As part of its plan, the government expects to within the PSRP which should last from 2017 to 2021, dimension and commit to fund projected future sector deficits until tariffs are adequate enough to support the market’s liquidity; eliminate historical revenue deficits of the sector; allow the sector to operate a cost reflective tariff; keep a baseline daily power supply of 4500 megawatts (MW) across Nigeria; as well as ensure the Discos perform their tasks.
However, some government officials in the sector disclosed that the government could implement the plan and yet fail to reactivate the power sector.
These officials pointed out that two key agencies in the sector – the NBET and Transmission Company of Nigeria (TCN) were left out of the preparation of the project appraisal document for the PSRP. They noted that such alleged anomaly could derail the implementation of the plan.
Additionally, they explained that with such development, the PSRP may be implemented with some of the inconsistencies and structural weaknesses that have continued to stall the progress of the power sector still in place.
“NBET is regarded as the obligor or borrower of the loan (in the PSRP), what this means is that the borrower will have the ultimate responsibility for the successful implementation of the World Bank performance-based loan to the sector under the PSRP.
“It becomes pertinent that he who is responsible and accountable for the loan should have a critical stake in designing measurable parameters it may use to ensure performance and successful utilisation of the funds.
“The project appraisal document of the PSRP was put together by a team external to the core market participants of the sector from the government side which is the NBET and TCN,” said one of the sources who spoke on condition of anonymity.
According to the source: “Without the careful review and input from these two critical stakeholders, the PSRP may continue with some of the inconsistencies and structural weakness that continues in the sector.
“The crux of the PSRP is to ensure financial viability of the sector, it is important to leverage on the success of the N701.9 billion payment assurance facility which is a precursor of NBET’s capability to manage the World Bank performance-based loan especially if the company is its borrower.
“The NBET should be empowered both financially and structurally to drive financial viability in the sector, whilst the regulator (NERC) focuses on ensuring stable environment for all participants to transact. NBET continues to advocate for a careful review of the project appraisal document of the PSRP to ensure that we do not continue with the mistakes of the past.”
Considering the potential implication of this on the PSRP, THISDAY sought the reactions of the NBET and TCN, but their officials declined to comment, stating that they were not authorised to talk about the programme, which they noted was being managed by the office of the vice president, Prof. Yemi Osinbajo.

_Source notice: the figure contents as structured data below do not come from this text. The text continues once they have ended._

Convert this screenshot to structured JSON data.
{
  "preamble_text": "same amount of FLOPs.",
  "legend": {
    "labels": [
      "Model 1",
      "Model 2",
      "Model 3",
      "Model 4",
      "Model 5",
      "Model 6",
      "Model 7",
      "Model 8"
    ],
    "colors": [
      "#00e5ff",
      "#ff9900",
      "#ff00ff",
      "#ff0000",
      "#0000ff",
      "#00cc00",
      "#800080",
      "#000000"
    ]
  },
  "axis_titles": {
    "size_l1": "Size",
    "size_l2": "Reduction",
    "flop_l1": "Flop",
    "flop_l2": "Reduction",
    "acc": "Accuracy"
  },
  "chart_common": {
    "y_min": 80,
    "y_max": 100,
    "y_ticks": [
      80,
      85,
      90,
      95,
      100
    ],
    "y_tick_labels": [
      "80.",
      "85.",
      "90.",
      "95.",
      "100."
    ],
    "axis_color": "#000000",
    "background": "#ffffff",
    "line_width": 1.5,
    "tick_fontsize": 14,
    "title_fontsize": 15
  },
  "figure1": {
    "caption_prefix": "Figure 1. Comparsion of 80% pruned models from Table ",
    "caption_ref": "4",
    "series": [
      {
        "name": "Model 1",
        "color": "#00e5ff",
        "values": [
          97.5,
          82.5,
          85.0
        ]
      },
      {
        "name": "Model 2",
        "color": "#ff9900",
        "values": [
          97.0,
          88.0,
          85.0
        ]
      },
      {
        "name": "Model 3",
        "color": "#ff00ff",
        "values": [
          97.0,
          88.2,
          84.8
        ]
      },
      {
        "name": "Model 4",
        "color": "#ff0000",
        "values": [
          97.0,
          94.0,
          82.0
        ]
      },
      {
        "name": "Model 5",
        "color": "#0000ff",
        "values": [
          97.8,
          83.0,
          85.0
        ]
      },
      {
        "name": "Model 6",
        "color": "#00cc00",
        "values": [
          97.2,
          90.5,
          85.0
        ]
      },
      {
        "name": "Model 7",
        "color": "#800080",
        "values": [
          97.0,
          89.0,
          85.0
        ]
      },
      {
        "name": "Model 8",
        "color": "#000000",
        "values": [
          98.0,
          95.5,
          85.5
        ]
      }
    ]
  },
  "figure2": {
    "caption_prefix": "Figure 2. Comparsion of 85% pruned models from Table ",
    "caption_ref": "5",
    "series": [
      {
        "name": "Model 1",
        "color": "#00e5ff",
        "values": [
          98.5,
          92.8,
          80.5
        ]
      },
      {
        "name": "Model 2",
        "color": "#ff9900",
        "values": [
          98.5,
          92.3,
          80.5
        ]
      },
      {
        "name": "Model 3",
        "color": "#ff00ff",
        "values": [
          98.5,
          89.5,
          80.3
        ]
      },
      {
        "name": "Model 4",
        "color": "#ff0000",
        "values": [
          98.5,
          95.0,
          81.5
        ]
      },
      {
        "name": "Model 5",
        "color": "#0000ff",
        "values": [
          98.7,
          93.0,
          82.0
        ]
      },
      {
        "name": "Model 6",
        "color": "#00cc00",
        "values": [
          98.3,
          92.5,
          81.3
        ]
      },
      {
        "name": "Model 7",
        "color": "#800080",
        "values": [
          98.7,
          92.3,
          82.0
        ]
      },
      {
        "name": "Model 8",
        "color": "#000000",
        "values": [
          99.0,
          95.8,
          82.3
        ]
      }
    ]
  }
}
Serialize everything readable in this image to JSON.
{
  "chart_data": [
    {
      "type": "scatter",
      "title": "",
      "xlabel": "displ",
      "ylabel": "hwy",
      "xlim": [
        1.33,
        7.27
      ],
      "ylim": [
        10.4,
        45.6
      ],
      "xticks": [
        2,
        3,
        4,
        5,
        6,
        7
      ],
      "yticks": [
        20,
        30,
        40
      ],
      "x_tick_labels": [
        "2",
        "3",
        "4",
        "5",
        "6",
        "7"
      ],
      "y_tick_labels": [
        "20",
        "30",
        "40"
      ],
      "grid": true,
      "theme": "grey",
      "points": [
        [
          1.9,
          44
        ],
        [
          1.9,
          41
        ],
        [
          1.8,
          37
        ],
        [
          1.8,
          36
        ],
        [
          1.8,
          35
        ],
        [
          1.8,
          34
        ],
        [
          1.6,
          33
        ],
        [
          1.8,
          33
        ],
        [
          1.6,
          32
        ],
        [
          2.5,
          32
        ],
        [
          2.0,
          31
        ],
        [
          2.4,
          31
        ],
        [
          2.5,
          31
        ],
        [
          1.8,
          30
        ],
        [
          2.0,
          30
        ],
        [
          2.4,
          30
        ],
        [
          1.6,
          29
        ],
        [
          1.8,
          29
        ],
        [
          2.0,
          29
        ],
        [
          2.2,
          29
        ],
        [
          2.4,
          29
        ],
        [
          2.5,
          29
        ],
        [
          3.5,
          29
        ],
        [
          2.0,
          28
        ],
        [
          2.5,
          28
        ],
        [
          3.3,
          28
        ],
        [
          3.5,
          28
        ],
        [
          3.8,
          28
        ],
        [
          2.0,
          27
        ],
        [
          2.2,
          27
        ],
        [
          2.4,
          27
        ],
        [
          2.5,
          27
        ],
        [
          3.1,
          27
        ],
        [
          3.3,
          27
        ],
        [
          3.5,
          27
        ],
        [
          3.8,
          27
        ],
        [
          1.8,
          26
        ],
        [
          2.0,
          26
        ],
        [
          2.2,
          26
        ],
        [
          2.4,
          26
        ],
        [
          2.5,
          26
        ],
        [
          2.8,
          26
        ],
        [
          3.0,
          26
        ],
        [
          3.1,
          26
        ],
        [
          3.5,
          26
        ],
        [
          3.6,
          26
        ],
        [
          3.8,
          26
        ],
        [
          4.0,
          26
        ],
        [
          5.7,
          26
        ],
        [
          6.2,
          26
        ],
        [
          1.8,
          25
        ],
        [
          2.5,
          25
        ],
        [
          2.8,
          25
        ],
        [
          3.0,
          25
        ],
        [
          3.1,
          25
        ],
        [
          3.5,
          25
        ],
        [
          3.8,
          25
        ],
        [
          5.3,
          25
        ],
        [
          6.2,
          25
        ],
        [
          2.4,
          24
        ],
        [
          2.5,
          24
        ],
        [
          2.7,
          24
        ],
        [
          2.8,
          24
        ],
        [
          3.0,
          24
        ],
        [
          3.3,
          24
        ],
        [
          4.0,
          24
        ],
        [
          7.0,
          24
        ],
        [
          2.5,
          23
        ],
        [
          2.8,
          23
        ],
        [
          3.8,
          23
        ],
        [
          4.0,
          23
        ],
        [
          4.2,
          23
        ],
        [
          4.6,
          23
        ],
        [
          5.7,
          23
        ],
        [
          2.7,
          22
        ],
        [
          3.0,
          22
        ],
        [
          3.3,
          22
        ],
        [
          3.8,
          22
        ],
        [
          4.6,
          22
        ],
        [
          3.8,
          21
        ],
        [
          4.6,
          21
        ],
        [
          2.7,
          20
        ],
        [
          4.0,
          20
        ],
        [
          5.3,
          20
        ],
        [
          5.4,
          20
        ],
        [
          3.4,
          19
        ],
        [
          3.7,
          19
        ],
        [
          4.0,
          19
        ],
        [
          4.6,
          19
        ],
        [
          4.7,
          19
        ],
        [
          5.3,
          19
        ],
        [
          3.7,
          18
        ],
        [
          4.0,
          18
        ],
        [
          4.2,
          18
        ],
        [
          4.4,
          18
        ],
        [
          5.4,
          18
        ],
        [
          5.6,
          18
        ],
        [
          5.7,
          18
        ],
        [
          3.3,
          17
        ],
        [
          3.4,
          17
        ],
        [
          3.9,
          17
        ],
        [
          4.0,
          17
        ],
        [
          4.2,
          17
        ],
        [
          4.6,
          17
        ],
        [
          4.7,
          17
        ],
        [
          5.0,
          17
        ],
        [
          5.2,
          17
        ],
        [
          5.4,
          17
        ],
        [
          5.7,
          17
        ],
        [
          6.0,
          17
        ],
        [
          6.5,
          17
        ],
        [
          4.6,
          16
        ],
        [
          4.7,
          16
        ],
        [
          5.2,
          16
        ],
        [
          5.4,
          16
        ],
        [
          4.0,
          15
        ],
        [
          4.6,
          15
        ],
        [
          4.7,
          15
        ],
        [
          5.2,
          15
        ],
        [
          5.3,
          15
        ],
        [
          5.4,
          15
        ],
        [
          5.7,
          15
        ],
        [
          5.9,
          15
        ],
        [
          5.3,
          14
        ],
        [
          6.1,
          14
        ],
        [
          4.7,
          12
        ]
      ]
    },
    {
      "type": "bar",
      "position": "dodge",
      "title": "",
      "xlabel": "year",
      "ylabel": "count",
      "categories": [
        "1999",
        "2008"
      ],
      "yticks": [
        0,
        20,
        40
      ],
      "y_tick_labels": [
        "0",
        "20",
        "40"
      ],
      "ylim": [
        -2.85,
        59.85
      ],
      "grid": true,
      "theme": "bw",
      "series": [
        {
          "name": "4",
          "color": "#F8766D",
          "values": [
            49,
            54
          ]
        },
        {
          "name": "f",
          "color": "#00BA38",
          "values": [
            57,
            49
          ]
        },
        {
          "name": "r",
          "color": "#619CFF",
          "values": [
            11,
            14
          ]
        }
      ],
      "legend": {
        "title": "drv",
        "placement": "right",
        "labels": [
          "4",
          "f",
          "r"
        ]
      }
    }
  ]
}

Commenting on the implementation status of the PSRP, the Minister of Power, Works and Housing, Mr. Babatunde Fashola, had cited the inauguration of the board of commissioners of the NERC and management board of the Rural Electrification Agency (REA) as some of the governance markers the programme enunciated.
Notwithstanding, the government sources who spoke on THISDAY, argued that those were superficial contents of the programme. They explained the real issues in the programme had not gained traction, adding that the reported exclusion of the TCN and NBET in the appraisal process was a potential threat to the full implementation of the programme.